A recent international study found that the Barnacle wild geese are changing and selecting new places to find food to cope with global climate change.
Accordingly, these birds are flying further north in the Arctic. This is one of the first studies to provide concrete evidence that wildlife is looking for new ways to deal with changing habitats.
After 45 years of observation, a team of Scottish researchers from St Andrew University and colleagues from Norway, the Netherlands and the UK found that wild birds, traditionally choosing to gather together to find food just south of the Arctic Circle in Norway, now mainly chooses to fly to the north of Norway, which goes far beyond the Arctic Circle.

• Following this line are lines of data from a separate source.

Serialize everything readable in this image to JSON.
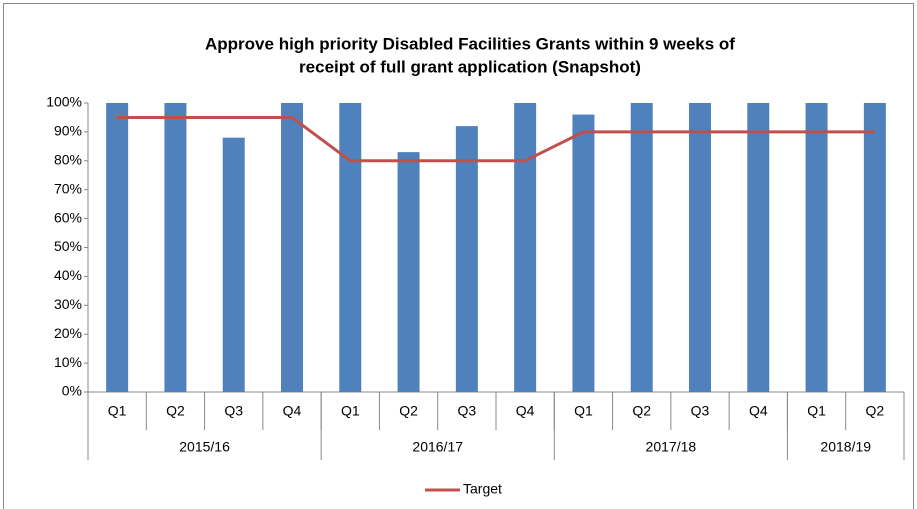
{
  "chart_data": {
    "type": "bar",
    "title": [
      "Approve high priority  Disabled Facilities Grants within  9 weeks of",
      "receipt of full grant application (Snapshot)"
    ],
    "categories": [
      "Q1",
      "Q2",
      "Q3",
      "Q4",
      "Q1",
      "Q2",
      "Q3",
      "Q4",
      "Q1",
      "Q2",
      "Q3",
      "Q4",
      "Q1",
      "Q2"
    ],
    "groups": [
      {
        "name": "2015/16",
        "size": 4
      },
      {
        "name": "2016/17",
        "size": 4
      },
      {
        "name": "2017/18",
        "size": 4
      },
      {
        "name": "2018/19",
        "size": 2
      }
    ],
    "series": [
      {
        "type": "bar",
        "color": "#4f81bd",
        "values": [
          100,
          100,
          88,
          100,
          100,
          83,
          92,
          100,
          96,
          100,
          100,
          100,
          100,
          100
        ]
      },
      {
        "type": "line",
        "name": "Target",
        "color": "#c0504d",
        "values": [
          95,
          95,
          95,
          95,
          80,
          80,
          80,
          80,
          90,
          90,
          90,
          90,
          90,
          90
        ]
      }
    ],
    "ylim": [
      0,
      100
    ],
    "yticks": [
      {
        "value": 0,
        "label": "0%"
      },
      {
        "value": 10,
        "label": "10%"
      },
      {
        "value": 20,
        "label": "20%"
      },
      {
        "value": 30,
        "label": "30%"
      },
      {
        "value": 40,
        "label": "40%"
      },
      {
        "value": 50,
        "label": "50%"
      },
      {
        "value": 60,
        "label": "60%"
      },
      {
        "value": 70,
        "label": "70%"
      },
      {
        "value": 80,
        "label": "80%"
      },
      {
        "value": 90,
        "label": "90%"
      },
      {
        "value": 100,
        "label": "100%"
      }
    ],
    "legend": "bottom"
  }
}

According to the findings, the change to the new flight route has been communicated and learned by the geese.
Dr Thomas Oudman, of the Department of Biology at St Andrew University, said: "It makes sense that the birds have flown further north, because at that time there would usually be snow when they arrived in Norway. "But what surprised us was that the young geese also learned to change, a trend that they must have never experienced before age."
In contrast to most other migratory birds, the Barnacle wild geese thrive even when their natural habitats are changing rapidly. They can adapt to climate change due to the availability of alternative places with enough food at the right time and without the threat of humans or other dangerous animals.
Whereas, animals with less social interaction or less discovery will be able to spend more time exploring such places.